Tirábamos los dados... Si salía un número par tocaba postre doble y cepillar al perro. Los impares nos otorgaban el derecho de ir al parque, previo pago de un impuesto de habitaciones limpias.
Dos unos consecutivos, nos agraciaban con una carrera a la pata coja por el pasillo y una onza de chocolate después de la merienda. Dos seis, establecían una tasa especial: ayudar con la comida y recoger la mesa, con la particularidad de que si al acabar, barríamos la cocina, podríamos ir al lago en bicicleta a la hora de la siesta.

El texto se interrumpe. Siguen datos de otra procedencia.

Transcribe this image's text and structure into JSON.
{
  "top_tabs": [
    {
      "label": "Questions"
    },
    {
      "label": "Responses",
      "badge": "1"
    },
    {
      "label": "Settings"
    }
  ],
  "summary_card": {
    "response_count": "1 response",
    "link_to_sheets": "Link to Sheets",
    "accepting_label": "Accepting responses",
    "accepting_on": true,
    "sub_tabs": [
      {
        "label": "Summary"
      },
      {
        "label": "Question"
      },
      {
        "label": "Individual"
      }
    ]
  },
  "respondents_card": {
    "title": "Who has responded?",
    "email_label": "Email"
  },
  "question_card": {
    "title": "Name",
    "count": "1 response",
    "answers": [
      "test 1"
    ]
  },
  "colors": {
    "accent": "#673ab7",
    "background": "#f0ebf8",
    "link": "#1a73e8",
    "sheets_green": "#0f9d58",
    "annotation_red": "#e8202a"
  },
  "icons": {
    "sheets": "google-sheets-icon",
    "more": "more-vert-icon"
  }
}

El cinco permitía disfrazarse con ropas de mamá y hacer ensalada de frutas. El cuatro, jugar a la escondida si antes, doblábamos la ropa limpia.
La vida, jugando sin cesar rozaba la aventura. Ninguno conocía la sorpresa que el día deparaba. Era estupendo tomar parte de andanzas y correrías por todos los rincones. No importaba tener que recoger las hojas secas del patio sabiendo que la paga sería una rayuela o una función de títeres al atardecer. El mundo sonreía… y hasta los días de lluvia podían transformarse en picnics en la alfombra del salón o fábrica de galletitas de canela.
Una mañana mamá hizo las maletas. Llorando salimos por la puerta. Yo, sin entender nada.
Al tiempo lo pude comprender: una mala partida.
Papá se la jugó a los dados. Y la perdió.
Había sacado un tres… un número malísimo.